— Жанно, ну отпусти меня.
Я отпустил, и он скрылся в своей камере. И как раз вовремя: наши молчаливые сотоварищи были уже здесь. Я смешался с ними, но не мог отделаться от чувства, что, только обладая Булькеном, я смог бы стать его другом со всеми правами, какие только дает дружба. Именно о дружбе мечтаю я ночи напролет, и с каждым разом это все более глубокая, более тесная и искренняя дружба. Мне необходимо обладание Булькеном. Впрочем, «обладание» — точное ли это слово? Мы предавались любви, и тела наши переплетались… Я осознаю, что ночей так мало, я представлял в воображении такие прекрасные сцены любви, и тем сильнее была моя грусть при пробуждении, когда я понимал, что он мертв, что тело его гниет на кладбище Централа рядом с телом Бочако.
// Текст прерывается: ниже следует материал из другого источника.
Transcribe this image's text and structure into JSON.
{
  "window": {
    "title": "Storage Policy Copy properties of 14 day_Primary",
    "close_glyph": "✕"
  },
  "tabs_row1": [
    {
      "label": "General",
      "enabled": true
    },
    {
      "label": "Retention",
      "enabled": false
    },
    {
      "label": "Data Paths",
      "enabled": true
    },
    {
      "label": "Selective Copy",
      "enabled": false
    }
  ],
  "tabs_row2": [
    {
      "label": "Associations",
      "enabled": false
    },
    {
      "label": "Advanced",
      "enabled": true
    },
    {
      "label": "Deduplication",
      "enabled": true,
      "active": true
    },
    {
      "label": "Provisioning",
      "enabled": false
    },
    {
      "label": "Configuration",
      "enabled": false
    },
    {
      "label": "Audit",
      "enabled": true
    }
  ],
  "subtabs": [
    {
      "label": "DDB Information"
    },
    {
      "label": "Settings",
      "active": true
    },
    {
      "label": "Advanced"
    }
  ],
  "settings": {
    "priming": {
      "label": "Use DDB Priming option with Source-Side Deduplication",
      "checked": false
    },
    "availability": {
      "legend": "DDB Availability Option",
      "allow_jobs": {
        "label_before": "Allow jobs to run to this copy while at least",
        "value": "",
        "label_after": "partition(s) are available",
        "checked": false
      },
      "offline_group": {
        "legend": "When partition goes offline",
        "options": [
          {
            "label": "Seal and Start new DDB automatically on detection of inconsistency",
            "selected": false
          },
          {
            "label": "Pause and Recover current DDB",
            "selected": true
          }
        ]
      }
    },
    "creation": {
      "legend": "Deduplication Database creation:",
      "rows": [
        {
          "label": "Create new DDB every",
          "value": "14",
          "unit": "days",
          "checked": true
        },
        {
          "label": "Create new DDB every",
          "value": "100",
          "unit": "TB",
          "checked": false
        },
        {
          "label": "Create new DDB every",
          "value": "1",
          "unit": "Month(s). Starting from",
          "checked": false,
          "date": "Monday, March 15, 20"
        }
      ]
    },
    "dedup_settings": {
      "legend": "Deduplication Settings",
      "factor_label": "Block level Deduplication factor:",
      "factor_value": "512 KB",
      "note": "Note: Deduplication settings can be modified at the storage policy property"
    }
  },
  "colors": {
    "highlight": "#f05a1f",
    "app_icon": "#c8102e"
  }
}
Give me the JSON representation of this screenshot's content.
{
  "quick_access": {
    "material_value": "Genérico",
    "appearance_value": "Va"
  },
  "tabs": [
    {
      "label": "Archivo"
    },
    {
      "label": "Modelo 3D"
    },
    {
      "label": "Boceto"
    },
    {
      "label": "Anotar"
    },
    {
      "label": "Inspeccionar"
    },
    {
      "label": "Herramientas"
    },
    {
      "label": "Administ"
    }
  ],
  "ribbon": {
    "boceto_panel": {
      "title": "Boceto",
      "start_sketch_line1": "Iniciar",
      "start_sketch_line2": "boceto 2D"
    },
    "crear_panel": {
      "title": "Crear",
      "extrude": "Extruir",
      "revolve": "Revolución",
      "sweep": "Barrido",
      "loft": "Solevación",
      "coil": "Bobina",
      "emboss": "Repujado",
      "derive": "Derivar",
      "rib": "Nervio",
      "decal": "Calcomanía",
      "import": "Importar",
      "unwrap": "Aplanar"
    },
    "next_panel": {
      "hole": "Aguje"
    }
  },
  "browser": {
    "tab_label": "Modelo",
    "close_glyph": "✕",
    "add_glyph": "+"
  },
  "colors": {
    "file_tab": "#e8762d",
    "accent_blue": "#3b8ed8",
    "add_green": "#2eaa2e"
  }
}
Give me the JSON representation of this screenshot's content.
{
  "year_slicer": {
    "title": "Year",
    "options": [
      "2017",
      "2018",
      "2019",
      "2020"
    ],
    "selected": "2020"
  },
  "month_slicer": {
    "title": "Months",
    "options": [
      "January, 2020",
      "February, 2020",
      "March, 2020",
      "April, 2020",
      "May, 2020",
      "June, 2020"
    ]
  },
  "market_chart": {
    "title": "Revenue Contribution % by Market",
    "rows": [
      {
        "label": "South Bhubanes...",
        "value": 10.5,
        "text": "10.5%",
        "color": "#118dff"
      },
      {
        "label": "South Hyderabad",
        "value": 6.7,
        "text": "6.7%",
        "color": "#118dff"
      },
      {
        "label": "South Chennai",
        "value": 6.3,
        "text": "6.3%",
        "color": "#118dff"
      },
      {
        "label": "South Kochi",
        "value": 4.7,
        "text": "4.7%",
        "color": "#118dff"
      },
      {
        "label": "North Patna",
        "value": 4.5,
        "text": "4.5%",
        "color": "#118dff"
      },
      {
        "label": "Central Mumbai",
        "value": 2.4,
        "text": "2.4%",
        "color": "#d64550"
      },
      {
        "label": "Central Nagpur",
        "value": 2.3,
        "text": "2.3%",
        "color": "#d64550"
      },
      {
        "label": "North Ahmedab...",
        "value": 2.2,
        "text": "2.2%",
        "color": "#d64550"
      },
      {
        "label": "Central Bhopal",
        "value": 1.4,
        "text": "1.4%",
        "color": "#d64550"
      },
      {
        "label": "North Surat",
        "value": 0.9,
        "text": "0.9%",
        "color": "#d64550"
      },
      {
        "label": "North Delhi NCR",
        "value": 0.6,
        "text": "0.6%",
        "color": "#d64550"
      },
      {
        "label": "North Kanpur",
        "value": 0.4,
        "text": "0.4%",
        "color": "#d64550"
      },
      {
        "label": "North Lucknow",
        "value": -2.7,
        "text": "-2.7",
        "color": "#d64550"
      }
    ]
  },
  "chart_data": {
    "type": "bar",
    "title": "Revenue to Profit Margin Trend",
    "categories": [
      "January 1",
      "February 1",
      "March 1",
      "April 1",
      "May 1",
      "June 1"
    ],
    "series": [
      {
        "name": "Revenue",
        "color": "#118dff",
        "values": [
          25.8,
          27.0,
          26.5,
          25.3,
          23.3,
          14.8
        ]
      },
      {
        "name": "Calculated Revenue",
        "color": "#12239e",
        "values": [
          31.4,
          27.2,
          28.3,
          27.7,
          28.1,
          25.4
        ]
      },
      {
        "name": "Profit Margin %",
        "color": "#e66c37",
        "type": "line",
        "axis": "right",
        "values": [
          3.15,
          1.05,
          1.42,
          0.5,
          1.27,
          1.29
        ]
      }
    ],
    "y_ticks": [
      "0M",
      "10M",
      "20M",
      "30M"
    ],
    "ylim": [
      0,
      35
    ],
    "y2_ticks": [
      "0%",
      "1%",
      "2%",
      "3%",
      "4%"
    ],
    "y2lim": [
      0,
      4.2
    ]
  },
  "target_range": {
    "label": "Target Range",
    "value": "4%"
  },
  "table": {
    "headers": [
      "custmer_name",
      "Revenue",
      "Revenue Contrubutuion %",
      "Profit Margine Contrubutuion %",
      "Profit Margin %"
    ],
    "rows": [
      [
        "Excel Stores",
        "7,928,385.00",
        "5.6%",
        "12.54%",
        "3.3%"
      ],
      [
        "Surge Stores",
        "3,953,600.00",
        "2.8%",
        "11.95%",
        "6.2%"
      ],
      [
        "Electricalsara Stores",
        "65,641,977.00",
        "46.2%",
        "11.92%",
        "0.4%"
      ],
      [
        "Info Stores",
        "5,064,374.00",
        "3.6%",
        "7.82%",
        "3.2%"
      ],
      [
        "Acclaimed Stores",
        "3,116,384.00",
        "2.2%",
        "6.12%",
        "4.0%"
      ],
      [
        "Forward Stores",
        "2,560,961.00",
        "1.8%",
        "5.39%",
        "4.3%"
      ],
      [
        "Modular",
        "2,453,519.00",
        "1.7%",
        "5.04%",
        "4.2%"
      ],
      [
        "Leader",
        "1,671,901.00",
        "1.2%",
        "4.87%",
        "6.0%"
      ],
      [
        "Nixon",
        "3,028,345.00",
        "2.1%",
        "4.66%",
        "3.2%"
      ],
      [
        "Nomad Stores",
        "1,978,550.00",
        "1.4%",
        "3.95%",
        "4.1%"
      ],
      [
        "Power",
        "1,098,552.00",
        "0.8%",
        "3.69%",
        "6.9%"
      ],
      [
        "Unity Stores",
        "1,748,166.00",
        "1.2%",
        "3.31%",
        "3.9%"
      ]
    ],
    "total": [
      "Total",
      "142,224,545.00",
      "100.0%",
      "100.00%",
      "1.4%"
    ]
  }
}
По мере того, как я пишу о Булькене, я убираю, словно счищая с него, всю привлекательность, которую прежде находил в нем. Я дал на бумаге жизнь существу исключительному, которое наделил всеми достоинствами своего друга. Я освобождал этого самого Булькена от плоти, и тем самым, как мне казалось, и от пошлости. Я спрашиваю себя, действительно ли он хоть когда-нибудь обладал всеми этими качествами, которые я с бьющимся сердцем отыскивал у него. Роль Булькена, быть может, в том и состояла, чтобы возбуждать к себе любовь, и опьянение, что она во мне вызывала, позволило мне лучше обнажить — с помощью языка — качества идеального существа, зафиксированные отныне на бумаге. Меня можно спросить, а что если на самом деле я не любил Булькена, раз не просто находил у него эти качества, а и у него
Я любил его все меньше и меньше, я не стал бы ему больше писать всех этих писем, из которых мечтал сделать самые прекрасные письма на свете. Он больше не вдохновлял меня. Я извлек из него все, что только можно извлечь — то ли потому, что средства мои истощились, то ли потому, что сам он был опустошен. Благодаря различным языковым приемам он поможет мне точно описать это существо, вдохнуть в него жизнь и придать силу. Но какова же в самом деле его роль?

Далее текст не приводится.